Therese Wüthrich ist Gewerkschafterin, journalistisch und publizistisch tätig, und arbeitet in verschiedenen frauen- und sozialpolitischen Projekten, lebt in Bern.

Anmerkung: Der englische und französische Text der Konvention 190 und ihrer Empfehlung findet sich auf der Webseite der ILO.


„Der Weltfrieden kann auf die Dauer nur auf sozialer Gerechtigkeit aufgebaut werden.“

Diese Worte sind der Präambel der ILO von 1919 entnommen. Sie sind heute genauso aktuell und gültig wie damals.

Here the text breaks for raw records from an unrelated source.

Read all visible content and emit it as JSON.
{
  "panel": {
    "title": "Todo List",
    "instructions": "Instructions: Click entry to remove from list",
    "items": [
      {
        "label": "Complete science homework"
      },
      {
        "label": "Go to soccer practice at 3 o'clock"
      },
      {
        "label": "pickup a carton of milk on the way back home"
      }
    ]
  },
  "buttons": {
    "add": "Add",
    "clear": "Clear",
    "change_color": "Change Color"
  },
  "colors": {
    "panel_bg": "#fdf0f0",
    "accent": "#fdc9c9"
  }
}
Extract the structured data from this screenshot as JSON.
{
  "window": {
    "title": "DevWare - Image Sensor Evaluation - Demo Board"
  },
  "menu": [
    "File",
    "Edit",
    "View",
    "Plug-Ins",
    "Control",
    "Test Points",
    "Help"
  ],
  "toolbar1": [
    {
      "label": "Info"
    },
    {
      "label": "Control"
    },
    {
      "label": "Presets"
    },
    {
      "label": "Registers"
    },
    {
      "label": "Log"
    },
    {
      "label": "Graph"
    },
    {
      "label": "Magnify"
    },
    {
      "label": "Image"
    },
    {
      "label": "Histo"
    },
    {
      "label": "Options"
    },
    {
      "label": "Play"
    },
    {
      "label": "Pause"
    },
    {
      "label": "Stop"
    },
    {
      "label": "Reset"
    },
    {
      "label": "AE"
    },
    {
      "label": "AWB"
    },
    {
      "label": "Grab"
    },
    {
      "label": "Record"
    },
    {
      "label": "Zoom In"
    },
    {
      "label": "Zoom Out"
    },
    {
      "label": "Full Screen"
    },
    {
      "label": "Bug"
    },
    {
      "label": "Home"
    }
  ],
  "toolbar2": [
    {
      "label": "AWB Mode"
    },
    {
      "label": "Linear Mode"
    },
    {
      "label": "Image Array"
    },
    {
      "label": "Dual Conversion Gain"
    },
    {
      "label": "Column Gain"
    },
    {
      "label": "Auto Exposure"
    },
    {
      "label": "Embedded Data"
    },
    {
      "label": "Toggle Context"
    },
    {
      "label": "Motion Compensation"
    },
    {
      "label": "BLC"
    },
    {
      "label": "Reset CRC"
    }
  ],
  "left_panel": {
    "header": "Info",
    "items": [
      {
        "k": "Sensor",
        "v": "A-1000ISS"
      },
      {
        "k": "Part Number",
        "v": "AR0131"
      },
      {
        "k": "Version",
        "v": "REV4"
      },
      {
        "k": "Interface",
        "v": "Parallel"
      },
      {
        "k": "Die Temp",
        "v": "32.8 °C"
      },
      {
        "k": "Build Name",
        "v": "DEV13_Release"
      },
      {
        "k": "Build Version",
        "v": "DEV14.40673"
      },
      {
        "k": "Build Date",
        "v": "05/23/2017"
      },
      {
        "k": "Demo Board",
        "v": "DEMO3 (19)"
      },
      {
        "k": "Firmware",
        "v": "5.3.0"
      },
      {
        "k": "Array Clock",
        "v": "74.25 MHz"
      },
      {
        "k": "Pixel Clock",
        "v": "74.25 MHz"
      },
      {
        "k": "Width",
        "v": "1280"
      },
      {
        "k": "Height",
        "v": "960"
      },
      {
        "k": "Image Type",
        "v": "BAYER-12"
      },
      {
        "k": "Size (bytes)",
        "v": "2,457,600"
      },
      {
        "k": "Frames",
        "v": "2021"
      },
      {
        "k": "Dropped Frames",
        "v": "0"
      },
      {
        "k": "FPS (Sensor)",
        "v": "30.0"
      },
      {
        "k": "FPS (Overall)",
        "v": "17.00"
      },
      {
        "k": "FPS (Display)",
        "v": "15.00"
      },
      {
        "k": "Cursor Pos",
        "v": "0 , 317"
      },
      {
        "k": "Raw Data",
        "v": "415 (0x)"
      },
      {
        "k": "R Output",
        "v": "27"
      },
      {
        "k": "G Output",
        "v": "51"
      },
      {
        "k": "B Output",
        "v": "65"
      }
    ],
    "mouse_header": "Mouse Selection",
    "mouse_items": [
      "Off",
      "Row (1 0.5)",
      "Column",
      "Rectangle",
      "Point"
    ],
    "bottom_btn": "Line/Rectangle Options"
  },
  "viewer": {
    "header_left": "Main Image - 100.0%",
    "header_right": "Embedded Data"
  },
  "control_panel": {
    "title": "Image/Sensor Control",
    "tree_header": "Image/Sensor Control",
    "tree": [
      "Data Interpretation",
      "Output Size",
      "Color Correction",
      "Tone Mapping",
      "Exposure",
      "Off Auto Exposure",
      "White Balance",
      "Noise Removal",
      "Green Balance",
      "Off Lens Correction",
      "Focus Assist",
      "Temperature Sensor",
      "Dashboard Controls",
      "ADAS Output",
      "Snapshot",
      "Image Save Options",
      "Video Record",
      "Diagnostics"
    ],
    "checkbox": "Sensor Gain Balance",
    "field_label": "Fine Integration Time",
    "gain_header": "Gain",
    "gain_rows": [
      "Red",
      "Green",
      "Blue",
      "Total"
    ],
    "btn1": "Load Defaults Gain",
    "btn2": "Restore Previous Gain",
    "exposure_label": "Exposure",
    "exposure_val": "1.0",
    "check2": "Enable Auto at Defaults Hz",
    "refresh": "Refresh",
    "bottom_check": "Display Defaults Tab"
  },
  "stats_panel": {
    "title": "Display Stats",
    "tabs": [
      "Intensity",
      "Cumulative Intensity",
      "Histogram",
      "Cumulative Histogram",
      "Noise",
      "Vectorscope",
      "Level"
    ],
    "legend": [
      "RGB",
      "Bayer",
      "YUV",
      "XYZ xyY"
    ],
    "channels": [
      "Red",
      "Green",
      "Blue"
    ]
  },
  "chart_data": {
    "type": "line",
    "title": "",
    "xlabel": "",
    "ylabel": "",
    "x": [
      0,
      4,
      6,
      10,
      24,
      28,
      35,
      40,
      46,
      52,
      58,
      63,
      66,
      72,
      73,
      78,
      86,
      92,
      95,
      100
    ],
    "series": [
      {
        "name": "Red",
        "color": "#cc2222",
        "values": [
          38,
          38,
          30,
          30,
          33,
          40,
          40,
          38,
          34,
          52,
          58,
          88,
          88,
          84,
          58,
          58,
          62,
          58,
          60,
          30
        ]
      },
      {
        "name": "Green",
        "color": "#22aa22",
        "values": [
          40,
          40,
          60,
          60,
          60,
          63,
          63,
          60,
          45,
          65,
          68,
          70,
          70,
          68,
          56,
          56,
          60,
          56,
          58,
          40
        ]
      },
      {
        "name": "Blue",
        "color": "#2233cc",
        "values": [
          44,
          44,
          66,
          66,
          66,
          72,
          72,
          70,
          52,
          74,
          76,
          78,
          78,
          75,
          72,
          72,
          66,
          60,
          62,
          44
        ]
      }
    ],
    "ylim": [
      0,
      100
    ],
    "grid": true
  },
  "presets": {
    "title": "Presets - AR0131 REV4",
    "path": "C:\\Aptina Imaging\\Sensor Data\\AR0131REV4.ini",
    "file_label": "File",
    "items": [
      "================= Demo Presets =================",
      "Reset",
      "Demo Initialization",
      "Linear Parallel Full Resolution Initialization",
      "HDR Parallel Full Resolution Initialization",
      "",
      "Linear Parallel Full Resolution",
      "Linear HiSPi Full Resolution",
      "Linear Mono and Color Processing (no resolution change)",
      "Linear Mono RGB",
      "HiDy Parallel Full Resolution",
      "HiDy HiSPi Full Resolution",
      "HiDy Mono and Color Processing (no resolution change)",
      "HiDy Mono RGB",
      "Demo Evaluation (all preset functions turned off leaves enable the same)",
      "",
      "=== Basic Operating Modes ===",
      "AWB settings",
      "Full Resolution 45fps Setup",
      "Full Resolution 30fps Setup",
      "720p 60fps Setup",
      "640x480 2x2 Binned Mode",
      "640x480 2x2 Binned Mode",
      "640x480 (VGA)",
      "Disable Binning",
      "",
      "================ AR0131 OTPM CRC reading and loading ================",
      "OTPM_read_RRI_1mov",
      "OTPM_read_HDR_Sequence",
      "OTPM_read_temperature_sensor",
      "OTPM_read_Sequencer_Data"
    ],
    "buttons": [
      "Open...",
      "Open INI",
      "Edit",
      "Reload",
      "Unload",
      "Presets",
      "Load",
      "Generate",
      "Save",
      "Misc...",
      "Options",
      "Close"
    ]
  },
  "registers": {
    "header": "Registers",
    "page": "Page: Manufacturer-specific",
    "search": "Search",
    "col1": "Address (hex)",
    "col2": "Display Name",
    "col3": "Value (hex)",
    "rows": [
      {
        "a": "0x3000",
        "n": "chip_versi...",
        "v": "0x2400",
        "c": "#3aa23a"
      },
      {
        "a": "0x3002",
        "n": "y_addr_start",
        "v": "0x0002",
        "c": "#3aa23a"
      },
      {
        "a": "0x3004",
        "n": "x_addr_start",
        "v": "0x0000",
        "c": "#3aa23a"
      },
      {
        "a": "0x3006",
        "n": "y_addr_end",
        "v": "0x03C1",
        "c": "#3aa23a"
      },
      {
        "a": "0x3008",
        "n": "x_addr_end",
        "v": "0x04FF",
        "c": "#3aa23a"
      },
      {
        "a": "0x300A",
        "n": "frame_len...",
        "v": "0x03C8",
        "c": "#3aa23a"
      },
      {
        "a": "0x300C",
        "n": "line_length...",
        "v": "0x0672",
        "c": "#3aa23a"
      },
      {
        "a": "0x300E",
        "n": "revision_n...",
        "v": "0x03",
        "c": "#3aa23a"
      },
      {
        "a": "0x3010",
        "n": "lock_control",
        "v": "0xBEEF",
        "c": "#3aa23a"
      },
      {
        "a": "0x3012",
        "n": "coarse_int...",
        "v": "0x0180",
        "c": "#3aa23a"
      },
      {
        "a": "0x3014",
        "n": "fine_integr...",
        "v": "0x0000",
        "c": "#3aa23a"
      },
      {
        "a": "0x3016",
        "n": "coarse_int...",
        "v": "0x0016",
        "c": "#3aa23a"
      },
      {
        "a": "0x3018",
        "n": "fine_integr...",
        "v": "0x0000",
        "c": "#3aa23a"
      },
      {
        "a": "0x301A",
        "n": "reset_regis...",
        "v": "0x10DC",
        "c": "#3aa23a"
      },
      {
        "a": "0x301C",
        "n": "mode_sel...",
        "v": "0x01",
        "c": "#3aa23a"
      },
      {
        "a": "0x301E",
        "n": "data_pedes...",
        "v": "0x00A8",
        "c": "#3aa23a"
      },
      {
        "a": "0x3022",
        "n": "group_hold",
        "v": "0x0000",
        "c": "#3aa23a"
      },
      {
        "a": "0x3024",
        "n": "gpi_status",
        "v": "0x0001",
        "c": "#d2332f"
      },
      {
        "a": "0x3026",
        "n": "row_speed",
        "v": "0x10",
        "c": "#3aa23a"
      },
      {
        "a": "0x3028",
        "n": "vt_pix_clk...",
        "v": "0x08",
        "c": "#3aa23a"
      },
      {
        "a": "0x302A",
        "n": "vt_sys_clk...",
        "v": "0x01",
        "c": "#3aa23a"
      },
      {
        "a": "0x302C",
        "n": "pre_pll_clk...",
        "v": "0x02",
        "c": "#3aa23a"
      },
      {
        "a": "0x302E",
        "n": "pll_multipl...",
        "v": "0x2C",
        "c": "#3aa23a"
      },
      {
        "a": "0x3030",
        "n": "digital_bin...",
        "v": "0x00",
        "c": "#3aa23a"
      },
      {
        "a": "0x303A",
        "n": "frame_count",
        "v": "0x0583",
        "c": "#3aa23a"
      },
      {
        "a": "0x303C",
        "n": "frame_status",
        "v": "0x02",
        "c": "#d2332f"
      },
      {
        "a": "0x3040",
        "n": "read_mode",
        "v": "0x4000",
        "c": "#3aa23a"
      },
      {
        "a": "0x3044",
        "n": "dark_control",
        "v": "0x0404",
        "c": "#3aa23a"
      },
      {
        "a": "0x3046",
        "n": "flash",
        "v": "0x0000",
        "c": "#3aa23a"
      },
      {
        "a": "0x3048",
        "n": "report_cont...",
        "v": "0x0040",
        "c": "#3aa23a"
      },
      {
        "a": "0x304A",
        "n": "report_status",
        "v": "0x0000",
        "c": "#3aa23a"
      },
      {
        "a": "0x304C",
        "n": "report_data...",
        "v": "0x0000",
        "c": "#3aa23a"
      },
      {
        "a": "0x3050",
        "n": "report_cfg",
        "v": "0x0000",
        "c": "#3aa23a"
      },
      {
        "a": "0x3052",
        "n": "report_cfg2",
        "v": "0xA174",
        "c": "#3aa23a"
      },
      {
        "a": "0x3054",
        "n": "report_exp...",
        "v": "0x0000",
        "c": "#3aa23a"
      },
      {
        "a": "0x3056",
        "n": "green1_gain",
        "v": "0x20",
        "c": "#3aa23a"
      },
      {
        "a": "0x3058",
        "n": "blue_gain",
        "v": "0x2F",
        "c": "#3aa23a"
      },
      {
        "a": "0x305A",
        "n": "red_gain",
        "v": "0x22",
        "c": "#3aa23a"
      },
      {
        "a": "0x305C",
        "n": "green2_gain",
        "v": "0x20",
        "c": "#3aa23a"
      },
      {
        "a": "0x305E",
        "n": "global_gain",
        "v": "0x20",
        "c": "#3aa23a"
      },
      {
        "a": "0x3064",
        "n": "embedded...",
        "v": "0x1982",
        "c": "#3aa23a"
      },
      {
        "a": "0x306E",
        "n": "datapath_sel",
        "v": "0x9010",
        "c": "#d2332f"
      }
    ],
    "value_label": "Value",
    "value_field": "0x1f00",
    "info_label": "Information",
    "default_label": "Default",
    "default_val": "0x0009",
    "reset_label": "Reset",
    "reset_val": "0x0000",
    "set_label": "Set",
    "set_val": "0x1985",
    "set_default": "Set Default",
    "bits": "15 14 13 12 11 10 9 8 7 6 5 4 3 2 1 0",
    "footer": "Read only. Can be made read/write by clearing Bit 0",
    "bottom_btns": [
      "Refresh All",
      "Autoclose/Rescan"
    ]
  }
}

Die ILO wurde 1919 gegründet; es handelt sich heute um eine Sonderorganisation der – später gegründeten – Vereinten Nationen. Die ILO umfasst 187 Mitgliedsstaaten. Sie ist die bedeutendste Organisation für die internationale Arbeitsmarkt- und Sozialpolitik. Getragen vom gemeinsamen Willen der Regierungen, Unternehmen und Beschäftigten, soziale Gerechtigkeit voranzubringen, menschenwürdige Arbeit zu schaffen und Armut zu bekämpfen.

Die Idee der ILO geht auf die Versailler Verträge zurück, die 1918/1919 ausgehandelt wurden. Bei diesen Verträgen ging es um Fragen der Kriegsschuld und Reparationszahlungen, aber auch um Grenzziehungen in Europa. Der ILO liegt die Idee zu Grunde, auf internationaler Ebene eine Basis für paritätische Verhandlungen zwischen Arbeitgebern und Beschäftigten zu schaffen. Mit ihr wurde sozusagen der Grundstein für Sozialpartnerschaft gelegt. Bereits seit Beginn wurden Forderungen nach dem Acht-Stunden-Tag oder der 48-Stunden-Woche gestellt; dem Grundsatz gleicher Lohn ohne Unterschied des Geschlechts für eine Arbeit von gleichem Wert zugestimmt; ein Verbot von Kinderarbeit in Industriebetrieben ausgesprochen, um nur ein paar Beispiele zu nennen. Gute Arbeitsbedingungen, gerechte Entlohnung, oder mit anderen Worten «decent work» ist ein menschliches Grundrecht und waren schon vor hundert Jahren Inhalte von Forderungen, Diskussionen und Auseinandersetzungen.

Die ILO feiert in diesem Jahr ihr hundertjähriges Bestehen; und konnte mit der Verabschiedung der Konvention 190 gegen Gewalt und Belästigung in der Arbeitswelt einen Meilenstein, in erster Linie für die Frauen auf der ganzen Welt, schaffen. Einmal mehr zeigte sich die ILO als Plattform des Dialogs von Regierungen, Arbeitgebern und Beschäftigten, die es zweifelsohne auch für die Zukunft braucht, wenn wir Fortschritte für menschwürdige Arbeit weltweit erreichen wollen. Mit der Konvention 190 wurde ein klares Signal für Nulltoleranz-Politik hinsichtlich Gewalt und Belästigung in der Arbeitswelt gesetzt!